A general Belgian Waffle recipe consists of:

2 cups of flour

3-4 teaspoons of baking powder

2 eggs

1-2 cups of milk

Anywhere from one fourth to a whole cup of sugar

A pinch of salt

As you might have imagined, the batter is what’s most important and will largely dictate the taste of your Belgian waffles. There are multiple variations: some people use less sugar while others make super-sweet waffles, some add extras like vanilla extract to add to the taste, and so on.

If you’re new to the whole waffle-making thing, start with a simple batter before adding anything fancy. Adding one thing at a time (aside from the essentials) will let you come up with a mixture that creates waffles that are most to your liking.

As important as batter is, having the right waffle maker is right up there for anyone looking to make some quality breakfast. The waffle maker you will use depends on your means and the size of your family – feeding many hungry mouths can quickly turn waffle baking into a chore. If your household consists of many family members with various levels of appetite, aim to get a large waffle maker that will minimize the amount of work done and allow you to serve quickly.
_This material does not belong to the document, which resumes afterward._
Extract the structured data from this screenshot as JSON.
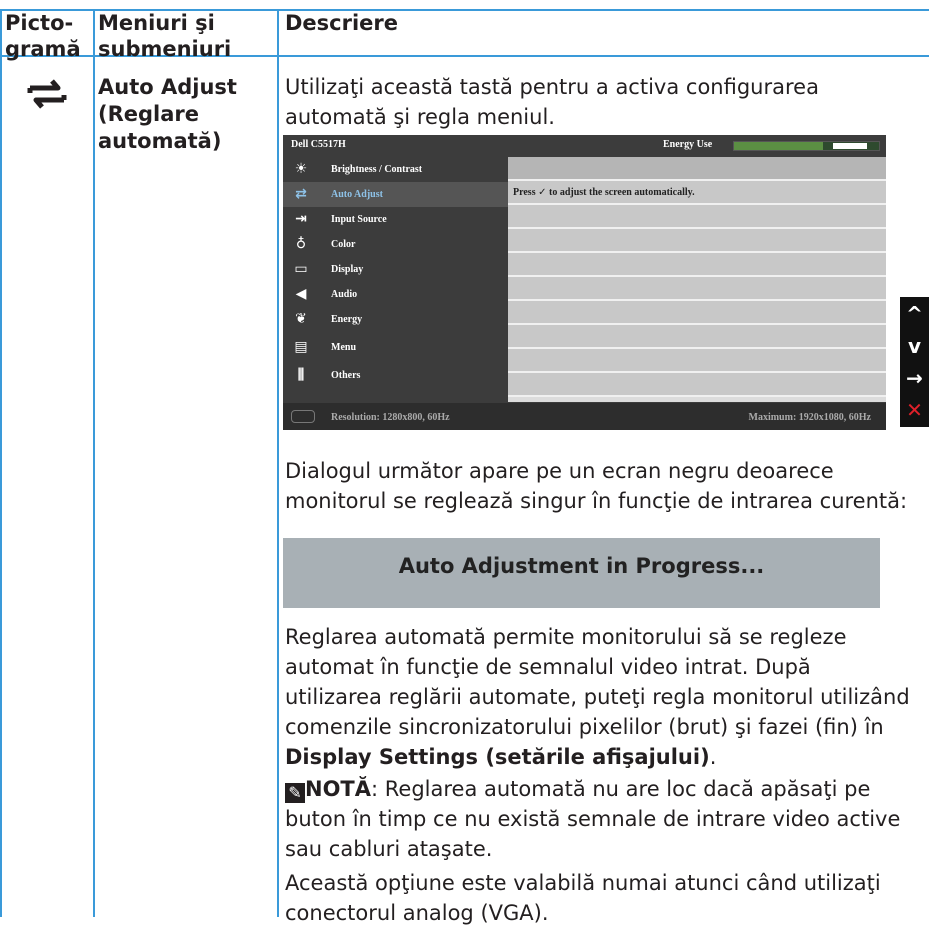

Don’t forget the finishing touches, either – plain waffles are good on their own, but it’s the tiny details that are added once they’re fried that turn them into small masterpieces. Here is where you can experiment most: start with confectioner’s sugar and move on to more complex additions like whipped cream, fruit or chocolate topping. The bravest waffle cooks even add stuff like ice cream to the finished product – while this will fill the kids with joy, it might be more sugar than some can handle.